*Cristal de Roca.
/Escrito por Cecilia Lavalle*/
Un 11 de abril de 2020, en pleno confinamiento por la pandemia, comencé a escribir un artículo que se convertiría en un libro: Claves para atravesar la tormenta. Mis aprendizajes para vivir el duelo.
Para entonces, mi hijo Alejandro iba a cumplir tres años de haber muerto de un cáncer voraz, que le arrancó todo menos las ganas de exprimirle a la vida hasta la última gota de felicidad que pudo darle.
También para entonces, yo apenas comenzaba a recuperar mi ritmo de trabajo tras un par de años de navegar en la dura tormenta que representó esa parte de mi duelo.
En pleno confinamiento mi primer pensamiento estuvo en las personas que vivían de manera inesperada el duelo por la muerte de un ser amado.

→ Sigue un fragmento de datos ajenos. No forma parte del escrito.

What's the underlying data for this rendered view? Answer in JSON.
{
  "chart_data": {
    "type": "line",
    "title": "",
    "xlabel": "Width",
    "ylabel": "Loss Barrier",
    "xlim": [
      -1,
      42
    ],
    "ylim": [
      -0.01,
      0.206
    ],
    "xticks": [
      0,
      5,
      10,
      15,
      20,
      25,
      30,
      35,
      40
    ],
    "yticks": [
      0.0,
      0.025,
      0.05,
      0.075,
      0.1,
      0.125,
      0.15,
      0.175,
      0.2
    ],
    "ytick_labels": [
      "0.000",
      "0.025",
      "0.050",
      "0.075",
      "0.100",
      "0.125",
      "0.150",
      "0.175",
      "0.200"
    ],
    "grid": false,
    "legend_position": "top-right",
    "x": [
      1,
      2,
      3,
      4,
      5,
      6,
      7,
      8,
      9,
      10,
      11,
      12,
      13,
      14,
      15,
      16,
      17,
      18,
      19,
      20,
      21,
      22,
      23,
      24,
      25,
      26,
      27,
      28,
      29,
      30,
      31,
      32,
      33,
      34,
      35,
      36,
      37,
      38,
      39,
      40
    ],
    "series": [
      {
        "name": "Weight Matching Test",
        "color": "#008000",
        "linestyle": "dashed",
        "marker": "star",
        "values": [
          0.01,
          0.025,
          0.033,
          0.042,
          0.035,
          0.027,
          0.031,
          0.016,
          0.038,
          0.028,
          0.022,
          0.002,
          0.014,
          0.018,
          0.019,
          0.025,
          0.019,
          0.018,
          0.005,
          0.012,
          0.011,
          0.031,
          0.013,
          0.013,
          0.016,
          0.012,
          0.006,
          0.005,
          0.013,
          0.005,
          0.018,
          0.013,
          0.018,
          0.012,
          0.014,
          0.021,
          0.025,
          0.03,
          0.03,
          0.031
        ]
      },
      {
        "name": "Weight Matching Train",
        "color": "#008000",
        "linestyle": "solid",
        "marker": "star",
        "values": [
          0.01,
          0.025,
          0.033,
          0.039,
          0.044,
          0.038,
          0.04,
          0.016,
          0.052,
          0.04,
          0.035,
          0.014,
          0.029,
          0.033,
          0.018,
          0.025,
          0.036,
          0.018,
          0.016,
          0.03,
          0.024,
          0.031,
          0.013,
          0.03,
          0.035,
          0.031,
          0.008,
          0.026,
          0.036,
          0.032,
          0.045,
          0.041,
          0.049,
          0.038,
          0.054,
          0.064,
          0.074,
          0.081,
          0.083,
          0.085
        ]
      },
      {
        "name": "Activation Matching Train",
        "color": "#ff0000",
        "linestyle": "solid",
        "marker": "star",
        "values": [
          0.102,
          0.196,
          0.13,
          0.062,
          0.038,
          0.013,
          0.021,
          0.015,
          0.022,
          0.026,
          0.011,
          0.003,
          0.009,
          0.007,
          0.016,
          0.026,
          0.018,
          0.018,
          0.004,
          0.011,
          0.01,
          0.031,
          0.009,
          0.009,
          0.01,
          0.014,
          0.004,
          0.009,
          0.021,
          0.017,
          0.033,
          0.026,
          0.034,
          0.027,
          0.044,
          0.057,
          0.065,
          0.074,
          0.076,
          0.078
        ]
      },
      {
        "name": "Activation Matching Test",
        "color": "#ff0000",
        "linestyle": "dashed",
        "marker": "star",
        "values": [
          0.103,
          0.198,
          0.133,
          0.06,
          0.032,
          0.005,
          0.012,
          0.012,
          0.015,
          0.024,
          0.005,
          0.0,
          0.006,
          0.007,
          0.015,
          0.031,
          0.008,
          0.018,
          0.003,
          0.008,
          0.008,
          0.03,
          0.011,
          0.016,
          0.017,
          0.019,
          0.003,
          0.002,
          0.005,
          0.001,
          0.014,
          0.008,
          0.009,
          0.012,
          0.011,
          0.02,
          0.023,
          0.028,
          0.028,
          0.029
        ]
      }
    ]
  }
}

Y decidí compartir mi experiencia para sobrevivir e incluso para recuperar la alegría de vivir.
Escribirlo fue un reto enorme, porque tan pronto decidí compartir mis aprendizajes supe que eso carecía de sentido si, al mismo tiempo, no contaba mi historia. Y eso representó caminar descalza, de nuevo, por el infierno que supuso acompañar a Alex en su último año de vida.
Pero, de igual manera, me permitió redescubrir aquellos regalos que había encontrado en tan duro camino. No sabía, entonces, que eso forma parte de lo que llaman resiliencia.
A cinco años de haber escrito ese libro encuentro enormes ganancias.
Para empezar, me permitió poner orden al caos que supone una enfermedad que, como terremoto, llega sin previo aviso.
Para seguir, realmente no tenía idea de lo importante que sería para mí y para otras personas.
Me han escrito para decirme lo mucho que les ayudó o lo mucho que se sintieron identificadas con tal o cual anécdota.
Y, para terminar, he recibido grandes lecciones de resiliencia de parte de padres y madres buscadoras, que elaboran duelos muy largos porque no pueden cerrar ningún capítulo.
En las presentaciones de mi libro las he visto llorar y reír. Narrar parte de su dolorosa experiencia y, acto seguido, abrazarme para compartir mi pena.
En mi libro escribí que pese a la dura tormenta que representaba mi duelo, dejaba constancia de que se podía llegar a la playa. Y que eso significaba, básicamente, que la pena no ahogara la alegría de vivir.
Mi hijo Alejandro cumple este mes ocho años de haber fallecido. Su muerte me duele sin orden. Es decir, puede ser un día lleno de sol o de fina lluvia. Puede ser un lunes o un domingo. Puede ser de mañana o antes de dormir. La tristeza me visita siempre sin previa cita.
Pero le acepto a la vida, sin remilgos, cada gota de alegría que puede darme. Invito a la felicidad cada vez que se me presenta la oportunidad. Y me río a la menor provocación.
Sin embargo, apenas voy aprendiendo que cuando llega la pena basta con dejarle el espacio y respirar, sin juzgar, sin minimizar, sin “echarle ganas”. Literalmente como cuando se está a la orilla de la playa. Basta quedarse quieta mientras vienen y van las olas.
Y también he descubierto que, como le dice el sabio Albus Dumbledore al joven Harry Potter, en la maravillosa saga que escribió J.K. Rowling: “Aquellos a quienes amamos nunca nos abandonan, Harry. Hay cosas que la muerte no puede tocar. La pintura, los recuerdos… y el amor”.